18-to-49-year-old women -- 53,428 from 9 to 9:15 p.m.
55 years and up -- 161,600 from 8:15 to 8:30 p.m., and 8:45 to 9 p.m.
12-to-17-year-olds -- 48,140 from 10 to 10:15 p.m.
The All-Star game in fact ran fourth overall in prime-time among 18-to-49-year-old women, for whom NBC's America's Got Talent (80,905 viewers) and ABC's PrimeTime: Family Secrets (74,799 viewers) were the top draws.
Us hairy beasts of the same age group knew better, making the All-Star game our runaway first choice throughout the night and into Wednesday's opening wee hour.
There was a brief lapse, though, between 7 and 8 p.m., when another edition of ABC's fall down/go boom Wipeout lured 67,353 men in the 18-to-49 demo opposite what was mostly the All-Star pre-game buildup (67,118 viewers).
Fox also squeezed in at least 11 promos for its new fall series Fringe, although I may have missed one or two.

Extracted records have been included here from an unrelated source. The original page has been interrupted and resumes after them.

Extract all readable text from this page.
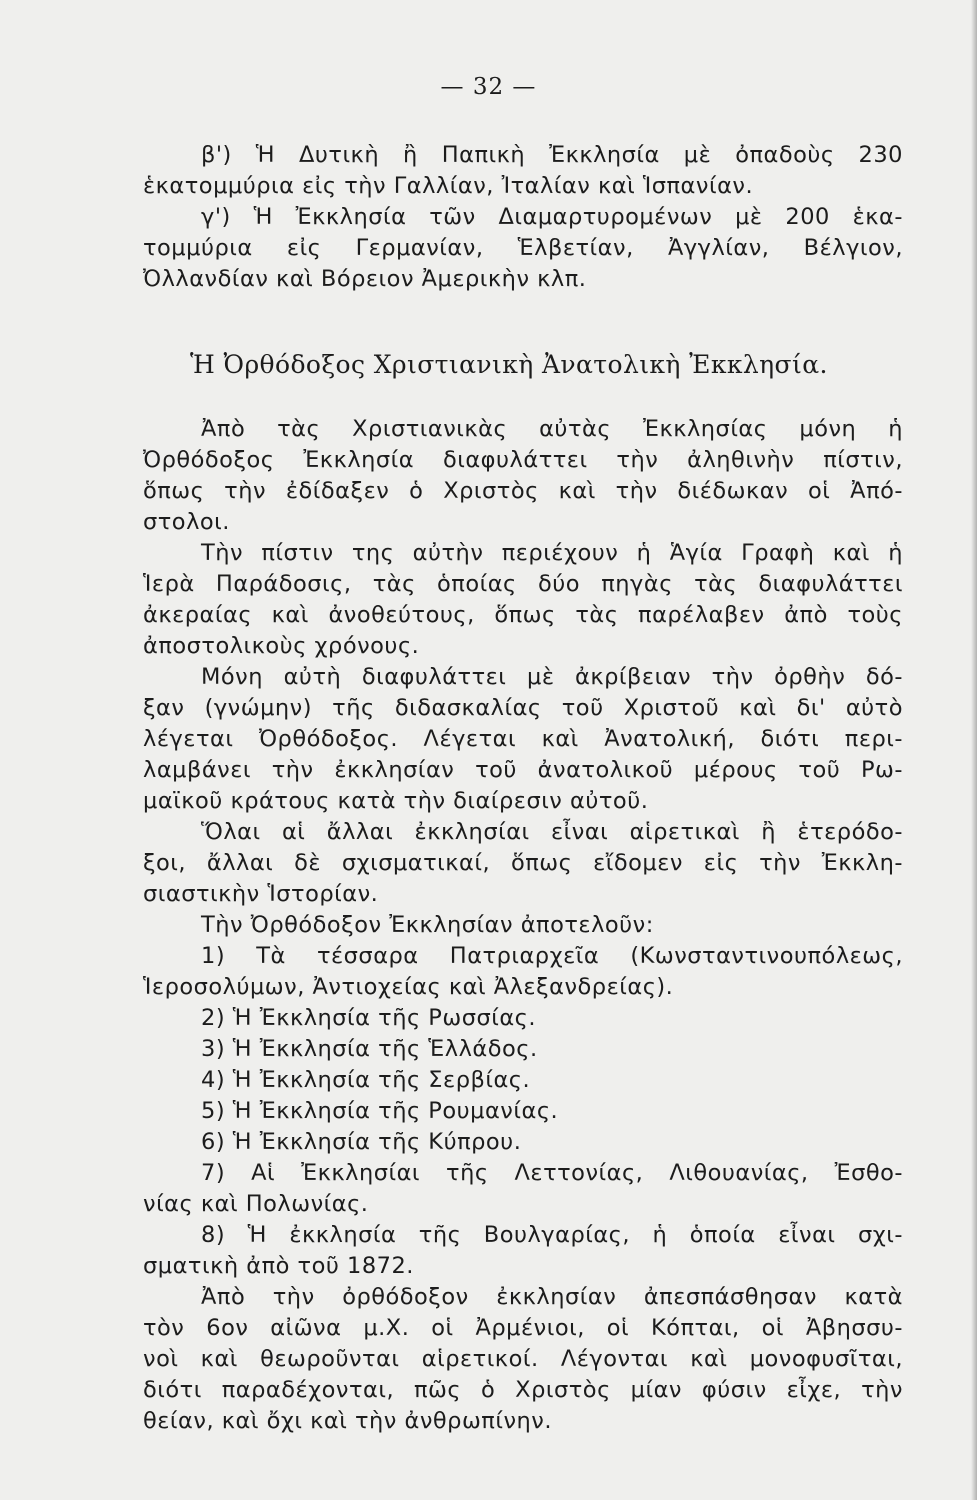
— 32 —
β') Ἡ Δυτικὴ ἢ Παπικὴ Ἐκκλησία μὲ ὀπαδοὺς 230
ἑκατομμύρια εἰς τὴν Γαλλίαν, Ἰταλίαν καὶ Ἱσπανίαν.
γ') Ἡ Ἐκκλησία τῶν Διαμαρτυρομένων μὲ 200 ἑκα-
τομμύρια εἰς Γερμανίαν, Ἑλβετίαν, Ἀγγλίαν, Βέλγιον,
Ὀλλανδίαν καὶ Βόρειον Ἀμερικὴν κλπ.
Ἡ Ὀρθόδοξος Χριστιανικὴ Ἀνατολικὴ Ἐκκλησία.
Ἀπὸ τὰς Χριστιανικὰς αὐτὰς Ἐκκλησίας μόνη ἡ
Ὀρθόδοξος Ἐκκλησία διαφυλάττει τὴν ἀληθινὴν πίστιν,
ὅπως τὴν ἐδίδαξεν ὁ Χριστὸς καὶ τὴν διέδωκαν οἱ Ἀπό-
στολοι.
Τὴν πίστιν της αὐτὴν περιέχουν ἡ Ἁγία Γραφὴ καὶ ἡ
Ἱερὰ Παράδοσις, τὰς ὁποίας δύο πηγὰς τὰς διαφυλάττει
ἀκεραίας καὶ ἀνοθεύτους, ὅπως τὰς παρέλαβεν ἀπὸ τοὺς
ἀποστολικοὺς χρόνους.
Μόνη αὐτὴ διαφυλάττει μὲ ἀκρίβειαν τὴν ὀρθὴν δό-
ξαν (γνώμην) τῆς διδασκαλίας τοῦ Χριστοῦ καὶ δι' αὐτὸ
λέγεται Ὀρθόδοξος. Λέγεται καὶ Ἀνατολική, διότι περι-
λαμβάνει τὴν ἐκκλησίαν τοῦ ἀνατολικοῦ μέρους τοῦ Ρω-
μαϊκοῦ κράτους κατὰ τὴν διαίρεσιν αὐτοῦ.
Ὅλαι αἱ ἄλλαι ἐκκλησίαι εἶναι αἱρετικαὶ ἢ ἑτερόδο-
ξοι, ἄλλαι δὲ σχισματικαί, ὅπως εἴδομεν εἰς τὴν Ἐκκλη-
σιαστικὴν Ἱστορίαν.
Τὴν Ὀρθόδοξον Ἐκκλησίαν ἀποτελοῦν:
1) Τὰ τέσσαρα Πατριαρχεῖα (Κωνσταντινουπόλεως,
Ἱεροσολύμων, Ἀντιοχείας καὶ Ἀλεξανδρείας).
2) Ἡ Ἐκκλησία τῆς Ρωσσίας.
3) Ἡ Ἐκκλησία τῆς Ἑλλάδος.
4) Ἡ Ἐκκλησία τῆς Σερβίας.
5) Ἡ Ἐκκλησία τῆς Ρουμανίας.
6) Ἡ Ἐκκλησία τῆς Κύπρου.
7) Αἱ Ἐκκλησίαι τῆς Λεττονίας, Λιθουανίας, Ἐσθο-
νίας καὶ Πολωνίας.
8) Ἡ ἐκκλησία τῆς Βουλγαρίας, ἡ ὁποία εἶναι σχι-
σματικὴ ἀπὸ τοῦ 1872.
Ἀπὸ τὴν ὀρθόδοξον ἐκκλησίαν ἀπεσπάσθησαν κατὰ
τὸν 6ον αἰῶνα μ.Χ. οἱ Ἀρμένιοι, οἱ Κόπται, οἱ Ἀβησσυ-
νοὶ καὶ θεωροῦνται αἱρετικοί. Λέγονται καὶ μονοφυσῖται,
διότι παραδέχονται, πῶς ὁ Χριστὸς μίαν φύσιν εἶχε, τὴν
θείαν, καὶ ὄχι καὶ τὴν ἀνθρωπίνην.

Just before the midnight hour, play-by-play dude Joe Buck dutifully told viewers, "They have built an all-new world of intrigue and adventure that will blow your mind."
He wasn't talking about the game, but of Fringe, helmed by Lost creator J. J. Abrams. By the time of its Sept. 9th premiere, you're likely to have seen a gazillion or two teases for it.
In the three-way 10 p.m. local news derby, WFAA8 took the gold with 194,848 total homes and also won among 25-to-54-year-olds, the main advertiser target audience for news programming.
NBC5 rose up at 6 a.m. to win in both ratings measurements, with the usually potent WFAA8 barely holding off longtime pipsqueak CBS11 to take the bronzes.
WFAA8 then controlled the 5 and 6 p.m. news competitions, running its streak at the later hour to 17 straight weekdays.